« Comment le Sénégal Peut Réduire ses Pertes Fiscales de Milliards pour Financer ses Projets »

« Comment le Sénégal Peut Réduire ses Pertes Fiscales de Milliards pour Financer ses Projets »

Optimiser les Ressources Fiscales pour Financer le Développement du Sénégal

Plus de 800 ONG et de nombreuses représentations diplomatiques échappent actuellement au fisc sénégalais, causant une perte de milliards chaque année. Réduire ces exemptions pourrait libérer des ressources essentielles pour la réalisation des promesses électorales.

Pour donner corps à leurs projets, les nouvelles autorités sénégalaises peuvent exploiter plusieurs leviers financiers : la suppression des exonérations fiscales abusives, la réduction des dépenses de l’État, la lutte contre l’enrichissement illicite et la récupération des fonds détournés. Ces niches à milliards pourraient revitaliser les finances publiques.

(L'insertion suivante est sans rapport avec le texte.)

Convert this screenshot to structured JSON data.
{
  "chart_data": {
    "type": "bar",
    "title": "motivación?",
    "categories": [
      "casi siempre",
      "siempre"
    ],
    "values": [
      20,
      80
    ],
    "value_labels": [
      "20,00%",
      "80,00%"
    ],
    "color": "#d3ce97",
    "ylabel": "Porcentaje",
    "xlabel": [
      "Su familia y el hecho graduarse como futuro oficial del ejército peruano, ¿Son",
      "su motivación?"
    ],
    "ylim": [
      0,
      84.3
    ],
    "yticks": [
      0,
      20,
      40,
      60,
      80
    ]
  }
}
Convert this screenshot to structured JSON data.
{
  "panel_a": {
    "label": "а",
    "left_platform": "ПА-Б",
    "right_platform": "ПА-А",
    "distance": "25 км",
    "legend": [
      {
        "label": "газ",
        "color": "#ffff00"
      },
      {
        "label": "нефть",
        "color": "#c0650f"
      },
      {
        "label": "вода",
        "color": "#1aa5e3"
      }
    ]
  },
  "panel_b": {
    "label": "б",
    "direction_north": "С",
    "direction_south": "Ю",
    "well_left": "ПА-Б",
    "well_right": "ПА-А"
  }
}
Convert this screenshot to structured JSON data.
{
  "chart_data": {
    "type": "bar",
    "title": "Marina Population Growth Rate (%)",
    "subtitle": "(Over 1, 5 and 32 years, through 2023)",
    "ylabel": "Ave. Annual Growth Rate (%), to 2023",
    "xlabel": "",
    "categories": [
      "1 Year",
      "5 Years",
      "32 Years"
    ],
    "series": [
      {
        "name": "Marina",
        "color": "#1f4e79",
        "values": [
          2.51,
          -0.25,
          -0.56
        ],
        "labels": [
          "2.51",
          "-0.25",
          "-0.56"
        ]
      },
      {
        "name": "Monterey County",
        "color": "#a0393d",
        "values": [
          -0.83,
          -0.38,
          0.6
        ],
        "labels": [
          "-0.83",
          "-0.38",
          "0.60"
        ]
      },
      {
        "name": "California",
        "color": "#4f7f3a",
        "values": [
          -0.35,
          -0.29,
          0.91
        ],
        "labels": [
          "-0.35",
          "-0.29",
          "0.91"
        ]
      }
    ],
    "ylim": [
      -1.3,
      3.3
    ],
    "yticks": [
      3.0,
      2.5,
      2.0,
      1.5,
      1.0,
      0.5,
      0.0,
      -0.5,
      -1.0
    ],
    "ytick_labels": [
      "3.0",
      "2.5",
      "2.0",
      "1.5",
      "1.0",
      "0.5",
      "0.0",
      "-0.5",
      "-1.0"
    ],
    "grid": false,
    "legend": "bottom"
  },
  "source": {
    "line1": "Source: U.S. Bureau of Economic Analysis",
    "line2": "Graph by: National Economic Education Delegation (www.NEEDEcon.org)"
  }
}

Les nouvelles autorités ont beaucoup à faire pour restaurer des finances publiques affaiblies depuis des années. En moins de trois mois de pouvoir, elles ont dû recourir aux marchés financiers internationaux et régionaux pour assurer la continuité du fonctionnement de l’État. Le 6 juin dernier, le gouvernement sénégalais a confirmé avoir levé 450 milliards de francs CFA (750 millions de dollars) sur les marchés financiers. À cela s’ajoutent 28,480 milliards de francs CFA levés sur le marché financier de l’Umoa-Titres le 4 mai. Ces levées de fonds soulignent un besoin urgent de liquidités pour relancer l’économie.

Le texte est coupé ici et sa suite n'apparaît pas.